# Tamron 45mm 1.8 Canon 5d Mark IV



## rpritch (Sep 20, 2017)

I just purchased the Tamron 45mm f/1.8 and I am a bit confused. When shot between f/1.8 and f2.5 there is a black ring around the photo--and I am not referring to vignetting. It is literally a black circle. Can someone please help me trouble-shoot this? The phenomenon does not occur on my 7d mark II.


----------



## ajfotofilmagem (Sep 20, 2017)

Enter the camera menu (or RAW processing software), and turn off lens correction, this phenomenon should disappear.


----------



## rpritch (Sep 20, 2017)

Thank you for the help. Could you explain why this is an issue on the 5d mark IV and not the 7d mark ii. I did as you suggested and the issue resolved itself. Is this simply indicative of a programing issue on my camera? Would a firmware update handle the issue? It was a preordered camera that has not been updated since the time of purchase.


----------



## Ryananthony (Sep 20, 2017)

I believe it is your lens that needs updating, not the camera.


----------



## Antono Refa (Sep 20, 2017)

rpritch said:


> Thank you for the help. Could you explain why this is an issue on the 5d mark IV and not the 7d mark ii. I did as you suggested and the issue resolved itself. Is this simply indicative of a programming issue on my camera? Would a firmware update handle the issue? It was a preordered camera that has not been updated since the time of purchase.
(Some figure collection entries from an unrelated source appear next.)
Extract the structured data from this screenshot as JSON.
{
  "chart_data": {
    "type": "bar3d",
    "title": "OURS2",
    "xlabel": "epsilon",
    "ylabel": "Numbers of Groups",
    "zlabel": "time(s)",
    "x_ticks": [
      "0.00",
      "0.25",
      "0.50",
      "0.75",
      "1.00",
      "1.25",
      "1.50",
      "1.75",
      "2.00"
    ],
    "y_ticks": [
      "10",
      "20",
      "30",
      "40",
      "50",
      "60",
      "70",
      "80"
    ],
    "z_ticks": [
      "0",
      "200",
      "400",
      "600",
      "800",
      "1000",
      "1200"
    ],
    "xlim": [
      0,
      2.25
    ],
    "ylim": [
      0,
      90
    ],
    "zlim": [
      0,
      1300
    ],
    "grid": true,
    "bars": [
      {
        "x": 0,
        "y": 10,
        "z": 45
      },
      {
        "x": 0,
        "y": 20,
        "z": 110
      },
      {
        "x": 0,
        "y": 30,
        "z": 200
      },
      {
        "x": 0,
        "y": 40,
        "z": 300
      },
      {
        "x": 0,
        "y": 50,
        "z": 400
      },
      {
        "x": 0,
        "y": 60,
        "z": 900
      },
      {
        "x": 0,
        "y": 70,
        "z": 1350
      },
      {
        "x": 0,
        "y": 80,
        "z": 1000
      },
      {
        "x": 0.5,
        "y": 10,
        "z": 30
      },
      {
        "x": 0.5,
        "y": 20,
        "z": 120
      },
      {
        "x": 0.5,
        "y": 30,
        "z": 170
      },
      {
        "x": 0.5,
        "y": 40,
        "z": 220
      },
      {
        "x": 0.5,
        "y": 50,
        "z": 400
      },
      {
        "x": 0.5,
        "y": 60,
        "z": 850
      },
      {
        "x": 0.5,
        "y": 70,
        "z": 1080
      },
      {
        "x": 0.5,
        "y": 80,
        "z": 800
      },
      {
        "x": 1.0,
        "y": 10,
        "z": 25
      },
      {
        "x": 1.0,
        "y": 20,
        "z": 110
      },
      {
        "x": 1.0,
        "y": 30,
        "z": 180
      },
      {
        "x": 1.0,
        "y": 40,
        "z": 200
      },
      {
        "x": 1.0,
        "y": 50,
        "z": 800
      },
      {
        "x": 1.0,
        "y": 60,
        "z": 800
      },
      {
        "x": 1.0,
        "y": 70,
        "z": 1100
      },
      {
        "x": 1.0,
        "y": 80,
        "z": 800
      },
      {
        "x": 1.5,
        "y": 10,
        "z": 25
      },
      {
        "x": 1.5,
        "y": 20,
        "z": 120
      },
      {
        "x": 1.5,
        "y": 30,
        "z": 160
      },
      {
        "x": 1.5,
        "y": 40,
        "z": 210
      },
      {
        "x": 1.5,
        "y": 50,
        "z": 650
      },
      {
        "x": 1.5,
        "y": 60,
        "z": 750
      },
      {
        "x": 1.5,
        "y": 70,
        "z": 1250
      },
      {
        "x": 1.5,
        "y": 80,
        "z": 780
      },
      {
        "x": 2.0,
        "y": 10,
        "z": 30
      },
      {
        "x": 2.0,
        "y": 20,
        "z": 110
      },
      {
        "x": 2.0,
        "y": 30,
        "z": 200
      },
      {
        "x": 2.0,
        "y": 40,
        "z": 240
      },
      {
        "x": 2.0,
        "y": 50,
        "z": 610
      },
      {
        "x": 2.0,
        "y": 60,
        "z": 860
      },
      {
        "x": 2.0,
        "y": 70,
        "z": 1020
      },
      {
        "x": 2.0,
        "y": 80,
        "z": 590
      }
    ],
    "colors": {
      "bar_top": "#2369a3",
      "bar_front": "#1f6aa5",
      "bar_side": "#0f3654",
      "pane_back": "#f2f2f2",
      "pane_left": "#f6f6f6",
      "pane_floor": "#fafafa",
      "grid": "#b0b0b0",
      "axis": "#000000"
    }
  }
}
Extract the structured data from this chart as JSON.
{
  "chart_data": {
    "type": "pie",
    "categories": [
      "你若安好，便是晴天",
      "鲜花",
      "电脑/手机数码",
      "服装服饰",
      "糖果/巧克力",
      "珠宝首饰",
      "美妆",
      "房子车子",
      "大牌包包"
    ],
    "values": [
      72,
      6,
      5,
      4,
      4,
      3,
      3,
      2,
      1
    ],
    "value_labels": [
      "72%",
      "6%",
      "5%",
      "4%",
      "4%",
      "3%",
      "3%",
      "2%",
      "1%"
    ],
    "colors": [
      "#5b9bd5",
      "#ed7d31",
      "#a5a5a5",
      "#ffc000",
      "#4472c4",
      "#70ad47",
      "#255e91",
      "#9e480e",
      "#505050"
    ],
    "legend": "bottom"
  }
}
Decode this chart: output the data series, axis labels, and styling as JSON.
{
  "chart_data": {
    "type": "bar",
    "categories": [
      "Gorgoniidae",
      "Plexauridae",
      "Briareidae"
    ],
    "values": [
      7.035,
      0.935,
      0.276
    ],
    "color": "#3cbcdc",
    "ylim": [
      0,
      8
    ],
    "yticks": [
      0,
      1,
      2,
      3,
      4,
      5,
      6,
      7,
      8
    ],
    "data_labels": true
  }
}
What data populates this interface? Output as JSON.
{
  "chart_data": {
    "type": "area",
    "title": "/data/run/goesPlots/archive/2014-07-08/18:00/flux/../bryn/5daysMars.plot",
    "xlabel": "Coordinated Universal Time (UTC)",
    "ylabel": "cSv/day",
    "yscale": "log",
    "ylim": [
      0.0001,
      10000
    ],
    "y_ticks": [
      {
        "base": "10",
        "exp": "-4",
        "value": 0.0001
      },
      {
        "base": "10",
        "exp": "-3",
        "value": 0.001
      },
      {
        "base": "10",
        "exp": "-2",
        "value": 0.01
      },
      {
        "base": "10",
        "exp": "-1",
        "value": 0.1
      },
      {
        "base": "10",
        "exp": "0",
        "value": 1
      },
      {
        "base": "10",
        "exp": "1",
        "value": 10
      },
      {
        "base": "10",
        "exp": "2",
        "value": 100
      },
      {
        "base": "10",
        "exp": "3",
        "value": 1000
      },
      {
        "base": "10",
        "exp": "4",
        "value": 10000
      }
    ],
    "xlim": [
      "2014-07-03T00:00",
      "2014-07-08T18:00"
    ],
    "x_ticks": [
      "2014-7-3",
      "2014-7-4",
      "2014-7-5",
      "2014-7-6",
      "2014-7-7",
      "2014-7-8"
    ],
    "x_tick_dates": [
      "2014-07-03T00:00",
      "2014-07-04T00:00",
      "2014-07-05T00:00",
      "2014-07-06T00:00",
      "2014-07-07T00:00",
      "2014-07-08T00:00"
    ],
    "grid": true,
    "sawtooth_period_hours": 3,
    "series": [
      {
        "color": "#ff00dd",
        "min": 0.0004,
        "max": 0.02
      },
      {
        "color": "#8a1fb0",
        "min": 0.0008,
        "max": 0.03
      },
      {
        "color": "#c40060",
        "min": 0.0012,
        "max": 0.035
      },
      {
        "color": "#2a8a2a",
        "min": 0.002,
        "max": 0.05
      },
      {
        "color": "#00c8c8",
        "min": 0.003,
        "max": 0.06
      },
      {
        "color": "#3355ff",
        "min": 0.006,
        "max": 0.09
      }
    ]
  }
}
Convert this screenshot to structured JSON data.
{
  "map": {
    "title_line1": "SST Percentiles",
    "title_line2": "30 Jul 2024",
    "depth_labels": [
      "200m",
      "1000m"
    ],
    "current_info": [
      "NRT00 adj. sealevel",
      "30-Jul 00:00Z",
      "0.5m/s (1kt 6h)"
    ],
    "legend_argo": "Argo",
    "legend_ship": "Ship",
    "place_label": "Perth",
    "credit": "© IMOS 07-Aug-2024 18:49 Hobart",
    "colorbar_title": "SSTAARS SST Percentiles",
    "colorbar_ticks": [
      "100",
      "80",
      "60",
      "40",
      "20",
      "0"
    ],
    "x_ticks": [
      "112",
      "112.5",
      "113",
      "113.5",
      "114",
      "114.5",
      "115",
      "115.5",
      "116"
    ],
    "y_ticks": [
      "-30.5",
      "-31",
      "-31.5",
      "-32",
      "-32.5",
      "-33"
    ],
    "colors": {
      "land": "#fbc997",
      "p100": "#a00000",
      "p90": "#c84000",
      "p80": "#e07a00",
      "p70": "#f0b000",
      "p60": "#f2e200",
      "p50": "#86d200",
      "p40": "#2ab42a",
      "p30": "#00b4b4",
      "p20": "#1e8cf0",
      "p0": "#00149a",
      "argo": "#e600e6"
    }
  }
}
Canon cameras have profiles that correct lenses' optical imperfections, such as vignetting. Canon includes profiles only for its own lenses, not 3rd party lenses. In order to work as smoothly as possible, 3rd party manufacturers make the lenses pretend to be a similar Canon lenses.

Problems arise because the lenses are similar, but not identical. In this case the Tamron 45mm vignettes differently from whichever lens it pretends to be, so the body applies the wrong amount of vignette correction, causing the ring to appear.

As can be seen in the photo, the vignette appears on the edge of FF image. Apparently the vignetting is close enough in the center of the image for the correction to work for the problem not to occur on crop (APS-C) sensors.

A firmware upgrade will not solve the problem, because Canon does not include profiles for 3rd party lenses, so the same profile would be applied, leading to the same effect.


----------



## rpritch (Sep 20, 2017)

Thank you for such a thorough response. Can I ask why this is not a more common problem then? I scoured the internet for similar situations and the best I could find was a Sigma 50 f/1.4 on a 5d mark iii. Why haven't others had the same experience with this combination?

Thanks again!


----------



## Drum (Sep 20, 2017)

It has been a widely recorded problem, for a lot of the Sigma Art series lenses. I'm surprised you only found the 50mm having the problem. As said in a previous post its the lens correction setting in the camera that needs to be turned off and not the lens needing an update.


----------



## rpritch (Sep 20, 2017)

Thanks. Changing the settings worked, so I appreciate your help. I just wanted to get a better understanding as to why this was the case. 

Very helpful, all of you. Thanks again!


----------



## e_honda (Sep 22, 2017)

I can confirm this same problem also exists on the Tamron 85mm 1.8 VC.


----------